Perguntas Frequentes
O queratocone pode levar à cegueira?
O queratocone não causa cegueira total, mas pode provocar uma perda significativa da acuidade visual se não for tratado adequadamente.
O queratocone é uma doença hereditária?
Existe predisposição genética para o queratocone, por isso pessoas com pais que sofram desta patologia têm um maior risco de a desenvolver. No entanto, nem todas as pessoas com histórico familiar desenvolvem esta condição.
O queratocone pode ser corrigido apenas com óculos?
Nos estágios iniciais do queratocone os óculos podem ajudar a melhorar a qualidade visual, mas à medida que a patologia avança é necessário recorrer a lentes de contacto, pois estas oferecem uma melhor acuidade visual.
O cross-linking cura o queratocone?
O cross-linking não cura o queratocone. Vários estudos indicam que o cross-linking fortalece a biomecânica da córnea com o objetivo de estabilizar e controlar a progressão da patologia.
O transplante da córnea é sempre necessário em casos de queratocone?

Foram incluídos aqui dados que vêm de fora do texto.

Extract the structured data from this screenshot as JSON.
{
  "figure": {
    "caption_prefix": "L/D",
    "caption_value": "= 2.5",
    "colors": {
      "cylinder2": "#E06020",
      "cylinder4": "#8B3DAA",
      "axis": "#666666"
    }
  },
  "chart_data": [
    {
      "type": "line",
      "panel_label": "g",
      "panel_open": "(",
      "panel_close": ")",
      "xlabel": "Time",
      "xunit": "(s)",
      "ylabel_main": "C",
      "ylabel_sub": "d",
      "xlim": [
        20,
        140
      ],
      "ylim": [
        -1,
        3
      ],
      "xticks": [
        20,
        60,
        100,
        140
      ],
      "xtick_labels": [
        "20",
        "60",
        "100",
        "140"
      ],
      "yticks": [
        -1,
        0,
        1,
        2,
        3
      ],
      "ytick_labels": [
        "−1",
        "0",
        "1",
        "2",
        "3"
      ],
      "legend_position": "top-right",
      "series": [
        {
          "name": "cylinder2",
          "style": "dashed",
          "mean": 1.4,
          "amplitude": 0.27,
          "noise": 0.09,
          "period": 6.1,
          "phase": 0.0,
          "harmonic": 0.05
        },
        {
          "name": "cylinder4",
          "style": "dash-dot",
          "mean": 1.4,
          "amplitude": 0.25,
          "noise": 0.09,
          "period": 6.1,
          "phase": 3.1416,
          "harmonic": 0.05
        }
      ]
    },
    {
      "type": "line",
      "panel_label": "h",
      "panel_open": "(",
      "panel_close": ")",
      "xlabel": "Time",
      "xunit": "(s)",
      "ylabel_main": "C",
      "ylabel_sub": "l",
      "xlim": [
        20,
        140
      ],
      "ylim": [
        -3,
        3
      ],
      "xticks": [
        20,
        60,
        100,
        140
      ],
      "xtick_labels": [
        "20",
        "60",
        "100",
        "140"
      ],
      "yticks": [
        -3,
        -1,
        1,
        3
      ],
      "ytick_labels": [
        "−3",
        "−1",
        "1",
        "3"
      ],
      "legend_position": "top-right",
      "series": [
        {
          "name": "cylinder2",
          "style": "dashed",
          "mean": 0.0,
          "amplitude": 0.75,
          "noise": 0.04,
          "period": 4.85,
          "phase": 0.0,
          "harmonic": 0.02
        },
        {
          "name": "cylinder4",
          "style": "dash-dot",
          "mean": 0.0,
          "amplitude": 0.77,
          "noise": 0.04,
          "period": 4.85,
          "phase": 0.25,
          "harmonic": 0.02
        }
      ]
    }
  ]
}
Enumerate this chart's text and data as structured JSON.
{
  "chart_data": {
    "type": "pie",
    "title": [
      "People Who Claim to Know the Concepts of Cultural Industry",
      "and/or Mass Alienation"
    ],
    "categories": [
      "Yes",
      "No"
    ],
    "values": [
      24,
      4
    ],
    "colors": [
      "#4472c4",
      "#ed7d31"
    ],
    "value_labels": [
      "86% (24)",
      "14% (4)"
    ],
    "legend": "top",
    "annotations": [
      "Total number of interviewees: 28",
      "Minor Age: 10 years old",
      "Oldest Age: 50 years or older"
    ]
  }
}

Não. O transplante corneal apenas é indicado em casos avançados da patologia quando os outros meios de tratamento não são eficazes em garantir uma boa acuidade visual.
As lentes de contacto para queratocone são confortáveis?
As lentes de contacto rígidas ou híbridas para queratocone requerem um período de adaptação, mas proporcionam uma qualidade visual que os óculos não permitem providenciar.